Waterford - For neighbors of the former Seaside Regional Center, who have for 15 years followed its transition from a state-owned facility to private hands, two points seemed definite: Any new development would be restricted to people over 55, and an effort would be made to preserve the Beaux Arts buildings on the site.
But over that time the real estate market for age-restricted housing has decreased, and condition of the eight Cass Gilbert-designed buildings has deteriorated.
Farmington-based developer Mark Steiner, who has an $8 million agreement with the state to buy the former sanitarium and home for the mentally disabled, wants a zoning change to eliminate the age requirement and add new language that would permit the demolition of one or more historic structures on the 32-acre campus.

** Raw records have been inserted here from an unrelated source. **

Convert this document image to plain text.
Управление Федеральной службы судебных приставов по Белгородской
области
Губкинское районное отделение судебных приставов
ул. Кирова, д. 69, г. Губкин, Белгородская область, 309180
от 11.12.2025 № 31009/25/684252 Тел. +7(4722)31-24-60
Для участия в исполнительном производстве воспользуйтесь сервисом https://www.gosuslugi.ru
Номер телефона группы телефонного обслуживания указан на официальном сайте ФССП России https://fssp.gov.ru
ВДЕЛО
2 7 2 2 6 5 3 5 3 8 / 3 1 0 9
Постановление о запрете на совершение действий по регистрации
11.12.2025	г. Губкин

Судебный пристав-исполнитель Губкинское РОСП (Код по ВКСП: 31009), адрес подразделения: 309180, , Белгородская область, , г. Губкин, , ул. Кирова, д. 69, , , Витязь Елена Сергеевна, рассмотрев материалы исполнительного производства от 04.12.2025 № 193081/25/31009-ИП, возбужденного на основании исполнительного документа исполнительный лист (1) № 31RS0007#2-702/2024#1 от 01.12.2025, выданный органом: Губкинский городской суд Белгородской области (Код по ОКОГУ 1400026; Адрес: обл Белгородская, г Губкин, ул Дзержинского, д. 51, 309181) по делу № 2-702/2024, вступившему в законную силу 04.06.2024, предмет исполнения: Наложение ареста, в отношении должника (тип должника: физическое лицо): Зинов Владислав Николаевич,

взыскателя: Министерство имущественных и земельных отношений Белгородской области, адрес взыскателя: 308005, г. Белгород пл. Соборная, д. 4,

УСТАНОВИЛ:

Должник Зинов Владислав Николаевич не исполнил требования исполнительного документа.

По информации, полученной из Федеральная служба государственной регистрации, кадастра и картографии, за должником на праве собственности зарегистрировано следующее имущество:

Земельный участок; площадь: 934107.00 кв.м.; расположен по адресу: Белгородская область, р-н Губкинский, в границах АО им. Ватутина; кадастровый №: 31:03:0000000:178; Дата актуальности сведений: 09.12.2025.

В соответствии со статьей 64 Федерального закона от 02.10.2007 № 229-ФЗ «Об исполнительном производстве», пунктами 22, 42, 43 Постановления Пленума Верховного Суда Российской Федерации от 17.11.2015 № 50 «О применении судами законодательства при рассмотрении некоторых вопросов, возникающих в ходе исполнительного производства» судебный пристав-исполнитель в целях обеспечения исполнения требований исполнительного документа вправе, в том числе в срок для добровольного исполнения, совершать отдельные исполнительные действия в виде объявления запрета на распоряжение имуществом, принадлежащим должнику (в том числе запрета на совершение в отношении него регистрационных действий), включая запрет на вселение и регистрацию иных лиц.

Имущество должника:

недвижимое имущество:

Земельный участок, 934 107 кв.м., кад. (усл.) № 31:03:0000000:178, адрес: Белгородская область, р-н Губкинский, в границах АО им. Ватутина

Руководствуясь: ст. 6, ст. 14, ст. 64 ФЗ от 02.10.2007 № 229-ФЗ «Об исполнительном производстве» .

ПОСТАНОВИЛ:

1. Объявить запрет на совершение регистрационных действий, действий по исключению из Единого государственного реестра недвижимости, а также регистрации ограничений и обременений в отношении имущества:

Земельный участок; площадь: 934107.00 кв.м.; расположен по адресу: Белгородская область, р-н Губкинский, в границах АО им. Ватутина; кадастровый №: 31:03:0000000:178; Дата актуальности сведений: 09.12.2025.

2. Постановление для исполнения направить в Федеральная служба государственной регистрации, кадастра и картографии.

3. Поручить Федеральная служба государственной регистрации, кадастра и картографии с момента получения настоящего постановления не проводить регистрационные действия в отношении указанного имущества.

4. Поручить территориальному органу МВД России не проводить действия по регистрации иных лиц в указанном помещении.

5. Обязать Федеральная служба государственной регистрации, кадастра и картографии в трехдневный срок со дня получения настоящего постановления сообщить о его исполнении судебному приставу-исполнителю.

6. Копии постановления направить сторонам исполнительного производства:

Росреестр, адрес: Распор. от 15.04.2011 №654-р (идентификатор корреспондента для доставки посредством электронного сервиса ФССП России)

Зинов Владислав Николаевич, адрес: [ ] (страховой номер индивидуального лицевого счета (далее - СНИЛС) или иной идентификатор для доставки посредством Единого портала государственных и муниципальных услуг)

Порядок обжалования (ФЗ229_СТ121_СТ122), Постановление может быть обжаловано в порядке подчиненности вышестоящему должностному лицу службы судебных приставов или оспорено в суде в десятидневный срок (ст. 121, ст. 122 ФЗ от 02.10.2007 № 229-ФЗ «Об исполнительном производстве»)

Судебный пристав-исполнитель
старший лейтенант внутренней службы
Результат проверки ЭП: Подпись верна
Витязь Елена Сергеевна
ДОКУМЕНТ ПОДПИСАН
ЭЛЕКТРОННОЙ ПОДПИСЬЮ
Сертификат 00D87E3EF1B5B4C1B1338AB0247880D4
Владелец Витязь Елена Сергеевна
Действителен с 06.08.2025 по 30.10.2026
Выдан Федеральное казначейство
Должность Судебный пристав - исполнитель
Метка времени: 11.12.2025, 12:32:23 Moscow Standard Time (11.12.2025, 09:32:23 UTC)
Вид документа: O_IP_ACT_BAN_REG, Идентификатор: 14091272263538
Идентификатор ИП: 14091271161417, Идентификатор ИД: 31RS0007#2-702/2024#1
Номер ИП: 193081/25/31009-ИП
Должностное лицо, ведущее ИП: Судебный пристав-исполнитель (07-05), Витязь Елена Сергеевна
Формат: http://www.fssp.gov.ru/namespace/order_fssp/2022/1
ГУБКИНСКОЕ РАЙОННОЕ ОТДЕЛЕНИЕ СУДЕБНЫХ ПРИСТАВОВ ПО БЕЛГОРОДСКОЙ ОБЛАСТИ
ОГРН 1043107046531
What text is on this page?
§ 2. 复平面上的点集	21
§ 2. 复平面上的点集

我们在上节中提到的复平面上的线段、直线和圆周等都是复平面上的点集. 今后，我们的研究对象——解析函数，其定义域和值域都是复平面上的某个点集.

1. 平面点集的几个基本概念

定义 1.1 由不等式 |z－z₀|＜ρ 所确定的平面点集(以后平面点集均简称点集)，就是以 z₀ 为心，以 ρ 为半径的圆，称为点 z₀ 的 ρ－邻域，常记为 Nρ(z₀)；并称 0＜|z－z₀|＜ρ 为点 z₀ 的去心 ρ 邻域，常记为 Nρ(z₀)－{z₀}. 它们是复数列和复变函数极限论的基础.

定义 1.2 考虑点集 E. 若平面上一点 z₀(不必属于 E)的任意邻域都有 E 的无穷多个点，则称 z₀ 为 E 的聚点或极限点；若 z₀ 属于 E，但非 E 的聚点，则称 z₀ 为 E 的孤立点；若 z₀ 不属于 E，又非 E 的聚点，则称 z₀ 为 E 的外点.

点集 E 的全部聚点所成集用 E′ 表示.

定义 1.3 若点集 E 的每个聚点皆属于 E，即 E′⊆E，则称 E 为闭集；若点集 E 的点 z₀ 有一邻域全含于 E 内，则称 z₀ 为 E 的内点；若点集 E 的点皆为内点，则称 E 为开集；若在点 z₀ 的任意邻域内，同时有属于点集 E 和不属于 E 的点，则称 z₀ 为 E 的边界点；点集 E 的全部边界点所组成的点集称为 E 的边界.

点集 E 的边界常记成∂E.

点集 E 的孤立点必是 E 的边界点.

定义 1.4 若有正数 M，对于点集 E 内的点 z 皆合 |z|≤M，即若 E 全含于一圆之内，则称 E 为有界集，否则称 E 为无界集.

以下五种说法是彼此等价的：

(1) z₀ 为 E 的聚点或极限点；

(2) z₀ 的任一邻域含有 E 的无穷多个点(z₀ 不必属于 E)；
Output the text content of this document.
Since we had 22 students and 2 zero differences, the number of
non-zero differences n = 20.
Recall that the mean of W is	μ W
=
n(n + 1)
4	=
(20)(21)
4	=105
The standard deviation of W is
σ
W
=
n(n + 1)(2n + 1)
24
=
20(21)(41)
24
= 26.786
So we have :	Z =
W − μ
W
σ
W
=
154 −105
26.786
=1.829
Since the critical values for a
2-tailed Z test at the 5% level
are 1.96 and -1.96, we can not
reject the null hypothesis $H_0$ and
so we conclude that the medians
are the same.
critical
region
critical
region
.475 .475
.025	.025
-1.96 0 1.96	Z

Residents will have chance to comment at a public hearing of the Planning and Zoning Commission 7 p.m. Monday at Town Hall.
"We've had quite the roller-coaster ride," said Kim Bruno, of Shore Road.
In April, the legislature's Government Administration and Elections Committee approved the sale of the property to Steiner, who first inquired about the property in 1997.
The state agreed to sell the property to Steiner in 2006, but in 2007 a legislative panel voted to keep the property.
An investigation then by The Day uncovered emails from former Gov. M. Jodi Rell's chief of staff Lisa Moody suggesting that the property be preserved as a "legacy item" for the governor.
In May 2010, the Department of Public Works announced it would sell Seaside to Steiner.
In May 2011, Steiner received approval for the purchase from the attorney general.
In the meantime Steiner has been part of two court cases involving his finances.
In December 2010, Farmington Bank initiated foreclosure proceedings in Hartford Superior Court against Steiner and his wife, Linda Steiner, on their home in Avon. The matter is still in court.
In May, Steiner prevailed in a lawsuit claiming that he owed back interest on a loan dating to 1982. The case is now under appeal.
Reached Thursday, Steiner declined to comment on any matter not related to the zone change application.
For now, the proposed zone changes don't sit well with people who live near Seaside, which has sat virtually dormant since the state closed the center in 1996.
According to Debby Green, who lives on Woodsea Place, dispensing with the 55-plus requirement could strain the public schools and alter the density of the neighborhood.
"That has always been part (of the regulations)," Green said. The current zoning regulations have been in effect since the late 1990s, according to town director of planning Tom Wagner.
Proponents of age-restricted housing say it is a method to expand the real estate tax base without overburdening the public schools with more students.
In an interview Tuesday, Steiner said the market for age restricted housing has shifted since the requirement was put in during the late 1990s, and there have been "a number of failures."
"Most people who buy age-restricted are in their 70s," Steiner said. "It's not a reliable market."
Steiner said the price of the condos would start at about $500,000. "If you are going to spend $500,000 and you have kids, you are more likely to buy a house with a yard," Steiner said.
Steiner plans to market the development to people who live in metropolitan New York for second homes and to empty-nesters. His vision includes concierge service and dining areas for events.
Although the property is zoned for 130 units, Steiner said no final decision has been made on how many will be built.
Steiner is also seeking authority to demolish some of the buildings on the Seaside campus if they cannot be preserved.
"We're not necessarily going to demolish them, but we are seeking a provision in case it is not feasible to keep them," Steiner said. Steiner said he would hire an engineer qualified to evaluate historic structures.
According to Steiner the structures, which are on the National Register of Historic Places, have fallen into disrepair since negotiations with the state failed.
A spokesman for the National Trust for Historic Preservation said that as long as there is not any federal money involved in the project, any preservation or reuse of the building is at the discretion of the owner.
Town historian and Town Clerk Robert Nye said citizens can apply for 30-day and 60-day delays or file for an injunction to halt any demolition.
Steiner said any replacement structures would replicate the buildings and feature Beaux Arts flourishes.
As a point of comparison, Steiner mentioned the new Ocean House Hotel in Watch Hill, R.I., which incorporated designs from the old hotel into the modern structure.
Neighbors around the Seaside property said they expect a large turnout at the hearing Monday, and some are requesting that both the town and Steiner work more closely with them.
Kathy Jacques said the neighbors were more involved "in the beginning" but are now feeling left out of any decisions.
"It hasn't been inclusive," Jacques said.
Steiner said Tuesday he plans to hold small workshops with neighbors about his plans for the site.